Chilean politician (1896–1963)

Jorge Ruperto Pinochet Alvis (11 December 1896 – 11 September 1963) was a Chilean agriculturist and politician of the Radical Party. He served as a deputy during the XXXVII Legislative Period of the National Congress of Chile, representing the 13th Departamental Grouping between 1933 and 1937.

== Biography ==
Pinochet was born in Cauquenes on 11 December 1896, the son of Luis Aurelio Pinochet Badilla and Auristela Alvis Pinochet. He married Marina Pinochet Campos, with whom he had five children. He was a nephew of deputy Ruperto Pinochet Solar.

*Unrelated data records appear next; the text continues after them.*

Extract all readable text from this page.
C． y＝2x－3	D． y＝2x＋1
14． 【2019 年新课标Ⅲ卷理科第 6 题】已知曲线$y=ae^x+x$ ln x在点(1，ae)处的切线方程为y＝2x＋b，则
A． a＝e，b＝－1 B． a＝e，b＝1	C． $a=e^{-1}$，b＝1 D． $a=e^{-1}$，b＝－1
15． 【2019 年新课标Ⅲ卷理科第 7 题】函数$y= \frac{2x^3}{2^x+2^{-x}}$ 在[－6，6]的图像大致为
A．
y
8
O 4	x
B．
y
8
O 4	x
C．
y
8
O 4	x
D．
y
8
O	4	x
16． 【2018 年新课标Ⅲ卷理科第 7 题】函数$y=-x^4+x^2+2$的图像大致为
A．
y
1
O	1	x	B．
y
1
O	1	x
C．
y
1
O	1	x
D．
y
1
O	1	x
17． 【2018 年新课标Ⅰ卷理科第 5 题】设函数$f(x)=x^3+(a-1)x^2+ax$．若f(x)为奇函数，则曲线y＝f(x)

He completed his secondary education at the Instituto Nacional and the Liceo Barros Borgoño in Santiago, and later pursued higher studies in agronomy at the Pontifical Catholic University of Chile.

He devoted himself primarily to agricultural activities, exploiting the estates San Luis and La Vega in Cauquenes. He also served as a local agent for Duncan Fox y Compañía and for Shell Mex Chile Ltda. in the same city.

== Political career ==
A member of the Radical Party, Pinochet Alvis served as councilman and mayor of the Municipality of Cauquenes. He was later appointed Intendant of the Maule Province, holding the office from 4 April 1942 until his resignation on 1 September 1944.

He was elected deputy for the 13th Departamental Grouping (Constitución and Cauquenes) for the 1933–1937 legislative period. He served on the Standing Committee on Finance. Although he was presumptively incorporated on 19 December 1932, his seat was later definitively occupied by Enrique Lira Urquieta on 7 April 1933.

Pinochet was a member and at times president of the Club Social de Cauquenes, as well as a member of the Rotary Club of the same city.

He died in Cauquenes on 11 September 1963. On the day of his death, commercial activity was suspended in Cauquenes, Chanco, Pelluhue, and Curanipe as a sign of mourning.